Thursday, November 15, 2012

Oh, Those Evil Claws


            I never knew that even praised intellectuals and world leaders were prone to fall into the claws of logical fallacies. I never said anything about politicians. But Gandhi? Really? Mahatma Gandhi's famous speech at Kingsley Hall in 1931, ladies and gentlemen, and the logical fallacies that appeared in it:

·      Gandhi talks about his belief in God and says, “That informing power of spirit is God, and since nothing else that I see merely through the senses can or will persist, He alone is.” Fallacy of ignorance: Since he can’t prove there is anything else that is that informing power, then all else fails to exist and he recurs to the idea that it is God.
             
·      “I see it as purely benevolent, for I can see that in the midst of death life persists, in the midst of untruth truth persists, in the midst of darkness light persists. Hence I gather that God is life, truth, light.” False analogy: Or something of the sort. Just because life has light and truth and, well, life, doesn’t mean that God is all of those things. If that were even the case, he would also be the darkness in the midst of the light, or the untruth misted between the truth, or the darkness engulfing the light. Just because they exist because of God doesn’t necessarily mean that God is those things.

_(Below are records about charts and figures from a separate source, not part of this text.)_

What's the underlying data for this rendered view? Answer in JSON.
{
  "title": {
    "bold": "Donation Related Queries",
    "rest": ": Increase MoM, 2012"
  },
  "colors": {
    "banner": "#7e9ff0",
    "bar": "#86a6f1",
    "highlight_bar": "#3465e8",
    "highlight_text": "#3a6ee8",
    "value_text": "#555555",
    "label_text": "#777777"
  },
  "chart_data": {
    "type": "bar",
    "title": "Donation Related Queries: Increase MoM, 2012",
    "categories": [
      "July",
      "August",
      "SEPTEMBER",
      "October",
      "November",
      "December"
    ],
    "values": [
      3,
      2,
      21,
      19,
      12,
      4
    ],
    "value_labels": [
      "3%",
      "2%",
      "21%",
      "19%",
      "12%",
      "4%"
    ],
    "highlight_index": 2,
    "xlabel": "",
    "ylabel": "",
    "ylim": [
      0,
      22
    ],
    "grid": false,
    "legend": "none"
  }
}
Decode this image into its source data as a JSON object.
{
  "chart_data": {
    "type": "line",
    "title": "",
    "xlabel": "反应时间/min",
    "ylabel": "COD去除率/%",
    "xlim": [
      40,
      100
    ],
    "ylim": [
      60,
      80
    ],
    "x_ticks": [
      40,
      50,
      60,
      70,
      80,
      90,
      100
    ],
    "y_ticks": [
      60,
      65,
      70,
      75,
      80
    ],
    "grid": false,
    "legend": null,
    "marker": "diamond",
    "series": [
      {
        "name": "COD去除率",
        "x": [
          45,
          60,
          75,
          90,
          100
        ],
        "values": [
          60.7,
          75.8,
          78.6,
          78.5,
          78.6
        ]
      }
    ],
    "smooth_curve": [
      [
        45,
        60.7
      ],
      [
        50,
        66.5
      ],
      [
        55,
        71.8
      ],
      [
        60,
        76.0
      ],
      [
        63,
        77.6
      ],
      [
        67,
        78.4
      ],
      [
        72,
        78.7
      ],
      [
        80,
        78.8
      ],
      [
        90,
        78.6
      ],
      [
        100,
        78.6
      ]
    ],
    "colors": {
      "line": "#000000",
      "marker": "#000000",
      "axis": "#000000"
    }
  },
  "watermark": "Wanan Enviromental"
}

·      Where there is realization outside the senses it is infallible”. Maybe it’s just me, but in order to have a realization, to understand something or have some sort of earth-shattering epiphany, there has to be some type of background knowledge beforehand. And knowledge is something absorbed through words spoken by a master intellectual ergo resorting to the sense of hearing, or the reading of an enlightening novel, by the sense of sight, or the listening of a professor explaining quantum physics while the equations are implanted into the visual chamber of your brain. If I have a sudden realization that I actually adore cooking, it’s because I have experienced it, or something close to it, via the senses. So his statement is ludicrous, breaching the territory of Reductio ad absurdum.  The idea of doing such a thing, the possibility of it, is inconceivable.

·      To reject this evidence is to deny oneself.” False analogy: How is rejecting the presence of God, the fact that many people in different countries have testimonies regarding Him, even comparable to denying oneself? It’s not. There is not proof to his statement.